Ho conosciuto personalmente una primaria di oncologia pediatrica (ero a Chernobyl) che guadagnava 300 euro al mese; molti suoi colleghi medici specialisti erano andati a fare i taxisti, prendevano sette volte di più.

Dissipazione di qualità umane e di relazioni sociali essenziali, ecco a cosa s’è ridotto il capitalismo di «Borsa».

Io stesso fui tentato di assumerla come badante per la vecchia mamma: 900 euro mensili, che ne dice? Ma l’avrei sottratta a quei bambini con la testa pelata e le occhiaie, le ossa piene di Stronzio 90. Che lei curava praticamente gratis, al massimo delle sue capacità scientifiche.

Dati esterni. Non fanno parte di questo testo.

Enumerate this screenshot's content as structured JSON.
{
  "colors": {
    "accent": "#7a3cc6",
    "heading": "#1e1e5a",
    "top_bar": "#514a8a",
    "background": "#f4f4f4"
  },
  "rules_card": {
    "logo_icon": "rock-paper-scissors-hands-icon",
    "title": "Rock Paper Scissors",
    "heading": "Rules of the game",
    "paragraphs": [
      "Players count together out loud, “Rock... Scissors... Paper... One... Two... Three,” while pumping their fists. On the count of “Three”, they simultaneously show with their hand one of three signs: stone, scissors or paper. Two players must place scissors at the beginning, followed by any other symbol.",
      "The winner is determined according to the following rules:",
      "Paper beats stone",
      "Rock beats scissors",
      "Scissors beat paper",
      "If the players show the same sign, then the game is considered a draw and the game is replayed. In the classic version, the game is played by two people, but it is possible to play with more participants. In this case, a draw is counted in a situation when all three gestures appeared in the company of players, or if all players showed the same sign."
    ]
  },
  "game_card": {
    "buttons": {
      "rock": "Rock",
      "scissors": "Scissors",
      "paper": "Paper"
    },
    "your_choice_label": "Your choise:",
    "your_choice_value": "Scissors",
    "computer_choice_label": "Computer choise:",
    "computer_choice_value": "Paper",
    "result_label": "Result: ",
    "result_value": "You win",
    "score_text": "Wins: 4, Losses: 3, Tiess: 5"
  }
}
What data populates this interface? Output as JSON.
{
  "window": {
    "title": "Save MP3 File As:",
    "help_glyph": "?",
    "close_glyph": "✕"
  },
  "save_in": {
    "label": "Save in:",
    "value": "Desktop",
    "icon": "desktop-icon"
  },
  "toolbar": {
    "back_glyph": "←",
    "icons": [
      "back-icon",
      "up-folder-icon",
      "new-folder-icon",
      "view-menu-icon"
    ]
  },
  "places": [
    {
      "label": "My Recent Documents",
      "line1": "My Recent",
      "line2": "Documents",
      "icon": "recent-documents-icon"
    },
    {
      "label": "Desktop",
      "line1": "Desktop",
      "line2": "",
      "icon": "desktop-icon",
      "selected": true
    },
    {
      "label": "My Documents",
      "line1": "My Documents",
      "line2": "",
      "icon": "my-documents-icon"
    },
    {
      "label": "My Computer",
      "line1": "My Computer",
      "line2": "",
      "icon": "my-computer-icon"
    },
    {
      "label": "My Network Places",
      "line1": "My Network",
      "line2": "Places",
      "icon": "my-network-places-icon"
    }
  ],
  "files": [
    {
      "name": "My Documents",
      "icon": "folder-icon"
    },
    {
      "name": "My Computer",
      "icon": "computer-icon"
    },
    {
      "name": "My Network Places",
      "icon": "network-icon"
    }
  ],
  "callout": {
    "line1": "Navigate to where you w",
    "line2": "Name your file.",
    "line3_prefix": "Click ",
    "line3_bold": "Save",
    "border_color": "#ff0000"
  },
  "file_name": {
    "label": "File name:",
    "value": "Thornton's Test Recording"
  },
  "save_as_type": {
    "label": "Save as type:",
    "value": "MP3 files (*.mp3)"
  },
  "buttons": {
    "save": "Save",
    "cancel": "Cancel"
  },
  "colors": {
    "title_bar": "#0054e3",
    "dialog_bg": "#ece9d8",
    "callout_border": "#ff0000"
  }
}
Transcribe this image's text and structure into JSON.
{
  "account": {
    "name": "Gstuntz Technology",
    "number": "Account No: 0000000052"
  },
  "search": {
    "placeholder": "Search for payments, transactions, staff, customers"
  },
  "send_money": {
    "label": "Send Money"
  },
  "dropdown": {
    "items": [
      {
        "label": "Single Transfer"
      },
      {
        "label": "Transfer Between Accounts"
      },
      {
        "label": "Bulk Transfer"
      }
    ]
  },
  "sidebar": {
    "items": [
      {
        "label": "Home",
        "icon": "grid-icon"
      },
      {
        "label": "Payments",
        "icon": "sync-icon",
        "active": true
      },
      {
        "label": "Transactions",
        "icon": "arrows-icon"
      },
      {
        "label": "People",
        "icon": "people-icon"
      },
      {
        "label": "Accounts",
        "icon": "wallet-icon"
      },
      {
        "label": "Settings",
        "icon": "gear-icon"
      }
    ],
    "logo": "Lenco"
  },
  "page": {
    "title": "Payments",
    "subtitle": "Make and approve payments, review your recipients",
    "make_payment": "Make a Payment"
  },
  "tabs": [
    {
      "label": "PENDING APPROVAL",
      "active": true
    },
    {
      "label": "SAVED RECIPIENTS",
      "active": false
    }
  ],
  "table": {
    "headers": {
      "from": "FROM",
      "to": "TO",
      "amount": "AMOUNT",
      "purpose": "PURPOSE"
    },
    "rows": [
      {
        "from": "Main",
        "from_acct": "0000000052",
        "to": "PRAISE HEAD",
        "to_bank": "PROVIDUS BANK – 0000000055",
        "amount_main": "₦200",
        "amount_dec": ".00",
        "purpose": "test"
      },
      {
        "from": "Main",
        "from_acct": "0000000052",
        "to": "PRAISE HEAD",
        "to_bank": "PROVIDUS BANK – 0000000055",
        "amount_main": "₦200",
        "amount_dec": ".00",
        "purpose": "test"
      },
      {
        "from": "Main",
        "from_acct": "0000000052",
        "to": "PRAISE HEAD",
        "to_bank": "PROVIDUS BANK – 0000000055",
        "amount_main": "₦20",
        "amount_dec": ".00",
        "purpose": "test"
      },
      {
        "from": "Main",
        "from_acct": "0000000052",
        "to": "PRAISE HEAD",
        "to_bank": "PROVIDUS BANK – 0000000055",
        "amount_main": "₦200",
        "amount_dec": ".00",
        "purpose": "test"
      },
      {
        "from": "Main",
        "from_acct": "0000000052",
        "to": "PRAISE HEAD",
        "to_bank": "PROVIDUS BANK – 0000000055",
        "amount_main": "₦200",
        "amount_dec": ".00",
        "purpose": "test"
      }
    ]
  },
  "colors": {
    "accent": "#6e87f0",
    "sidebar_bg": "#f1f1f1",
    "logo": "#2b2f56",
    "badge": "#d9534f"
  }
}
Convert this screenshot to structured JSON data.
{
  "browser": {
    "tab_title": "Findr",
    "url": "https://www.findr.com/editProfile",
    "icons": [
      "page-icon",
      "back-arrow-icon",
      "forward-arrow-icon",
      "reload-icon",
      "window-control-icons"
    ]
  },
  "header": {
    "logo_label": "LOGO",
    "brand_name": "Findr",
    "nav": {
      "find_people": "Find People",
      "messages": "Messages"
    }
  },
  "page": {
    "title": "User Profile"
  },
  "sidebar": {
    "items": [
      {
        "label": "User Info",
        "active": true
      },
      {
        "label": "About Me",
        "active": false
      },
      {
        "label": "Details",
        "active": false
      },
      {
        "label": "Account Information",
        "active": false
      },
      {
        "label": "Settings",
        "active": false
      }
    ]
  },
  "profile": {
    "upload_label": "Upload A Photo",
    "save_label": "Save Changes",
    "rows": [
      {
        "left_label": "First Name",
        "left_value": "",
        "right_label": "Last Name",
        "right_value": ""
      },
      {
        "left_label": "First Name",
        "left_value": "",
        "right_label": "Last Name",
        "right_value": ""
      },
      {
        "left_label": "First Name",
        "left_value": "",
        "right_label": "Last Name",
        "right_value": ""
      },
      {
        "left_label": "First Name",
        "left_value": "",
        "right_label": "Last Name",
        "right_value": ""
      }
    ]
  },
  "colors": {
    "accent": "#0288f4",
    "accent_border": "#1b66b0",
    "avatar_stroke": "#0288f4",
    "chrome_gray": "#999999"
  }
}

Ecco perchè in Borsa alcuni guadagnano: sono quelli che giocano per se stessi, nella sicurezza che gli altri, i più, giochino per la collettività: facciano degnamente il loro mestiere mentre vengono derubati di salario e risparmi, mantengano le relazioni sociali e i patrimoni comuni gratuiti, che fanno crescere la società intera. E’ lo stesso che gettare i rifiuti nei fiumi, perchè i fiumi sono collettivi, ossia di nessuno.

Il fatto è che ogggi siamo tutti «capitalisti», tutti abbiamo imparato la lezione del «mercato» terminale: tutti tendiamo a giocare per noi stessi, contro la società e il suo bene. Forse per questo i guadagni di Borsa non sono più quelli di un tempo. Ormai non ci sono più patrimoni sociali, cultura alta, onestà, civismo, orgoglio del lavoro ben fatto, patriottismo da consumare.

Ognuno da parte, con la sua bancarella, lontano dagli altri, sperando di vendere i pomodori un po’ marci. Il risultato è l’impoverimento generale. Meritatissimo.




1) John Browne, «Set to soar - or swoon», Asia Times, 15 agosto 2008.
2) Bernard Maris, «Antimanuale di economia», Tropea Edizioni, 2005.